Most government agencies use static application scanning at several stages to test and ensure systems are free of vulnerabilities and secure from cyberattacks. But static scanning tests your application code in isolation from your actual installation. It can’t anticipate the dynamic behavior of the application itself.

This is a critical issue, because as any software security expert knows, security vulnerabilities are often built on top of each other. An attacker seeking to penetrate a system will seek to exploit a feature that, taken alone, is not a security vulnerability, but through careful manipulation, may ultimately provide a means to break into the system.

This kind of activity, as well as other environment-related issues, can’t be caught through static testing, because it depends on the dynamic environment in which the system operates.

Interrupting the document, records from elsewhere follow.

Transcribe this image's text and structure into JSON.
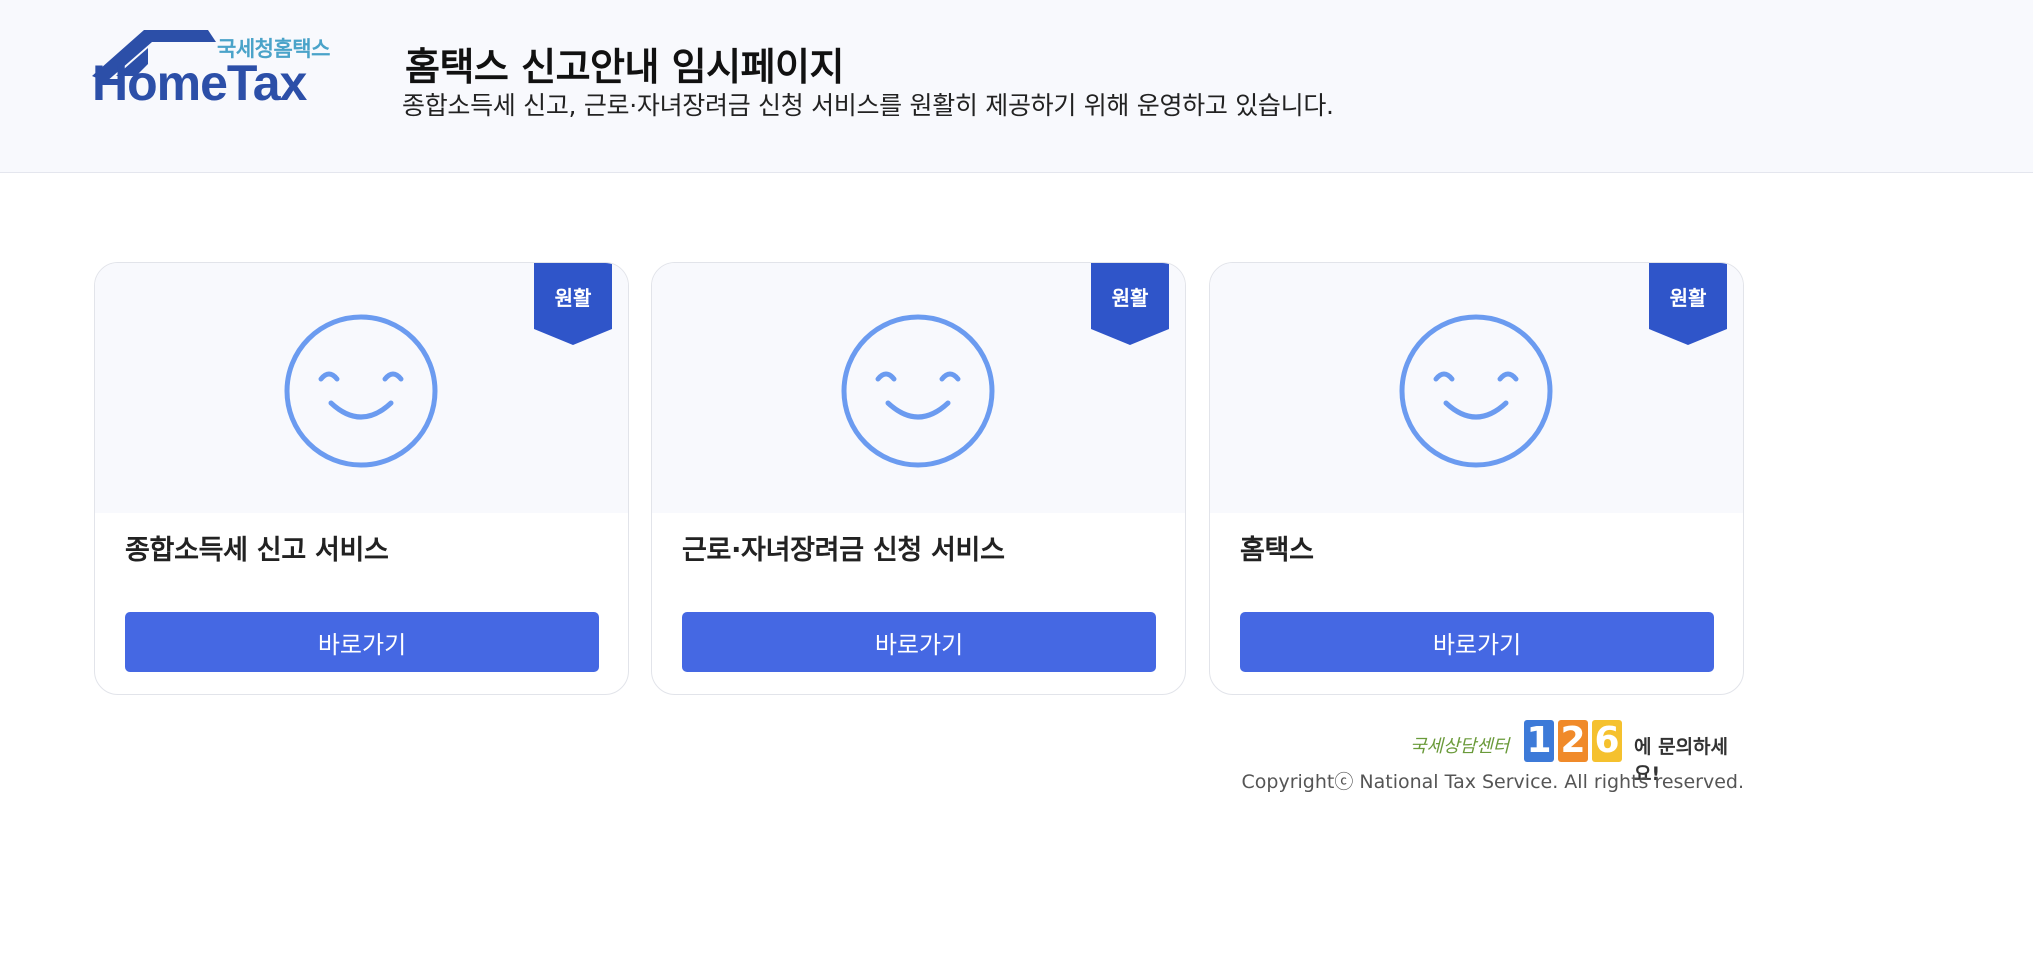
{
  "header": {
    "logo_ko": "국세청홈택스",
    "logo_en": "HomeTax",
    "title": "홈택스 신고안내 임시페이지",
    "subtitle": "종합소득세 신고, 근로·자녀장려금 신청 서비스를 원활히 제공하기 위해 운영하고 있습니다."
  },
  "cards": [
    {
      "badge": "원활",
      "title": "종합소득세 신고 서비스",
      "button": "바로가기"
    },
    {
      "badge": "원활",
      "title": "근로·자녀장려금 신청 서비스",
      "button": "바로가기"
    },
    {
      "badge": "원활",
      "title": "홈택스",
      "button": "바로가기"
    }
  ],
  "footer": {
    "contact_prefix": "국세상담센터",
    "contact_digits": [
      "1",
      "2",
      "6"
    ],
    "contact_suffix": "에 문의하세요!",
    "copyright": "Copyrightⓒ National Tax Service. All rights reserved."
  },
  "colors": {
    "accent": "#4568e3",
    "badge": "#2f55c9",
    "smiley": "#6b9bf0",
    "logo_blue": "#2c4fa8",
    "logo_teal": "#4aa3c9"
  },
  "icons": {
    "logo": "house-roof-icon",
    "card_media": "smiley-face-icon",
    "badge": "ribbon-badge-icon"
  }
}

Because Security Chaos Engineering tests the application in its production environment, it can identify problems that other kinds of testing will miss, such as issues with load balancers, network configurations and communications with other systems.

By applying one hypothesis after another, engineers can test applications while the system is running and mimic attackers operating from the outside by launching attacks to exploit timing delays and seams between systems that would otherwise be almost impossible to identify.

Static testing is ideal for known vulnerabilities within the application, and closing those security gaps is essential. But to stay ahead of ever-more-agile attackers, Security Chaos Engineering can help us identify vulnerabilities in the environment the application is running in, highlighting weaknesses that weren’t known or anticipated. As a result, we can close loopholes before they’re ever discovered by attackers.

At GDIT, we embrace the concept of continuous security and believe it is the future of secure software development, working at the speed of DevOps. Leveraging the Chaos Engineering principles pioneered by Netflix for resilience and by Aaron Rinehart for security adds an important building block for end-to-end security and can help ensure that government applications in the cloud will be secure, reliable and nimble enough to adapt to changing needs and threats.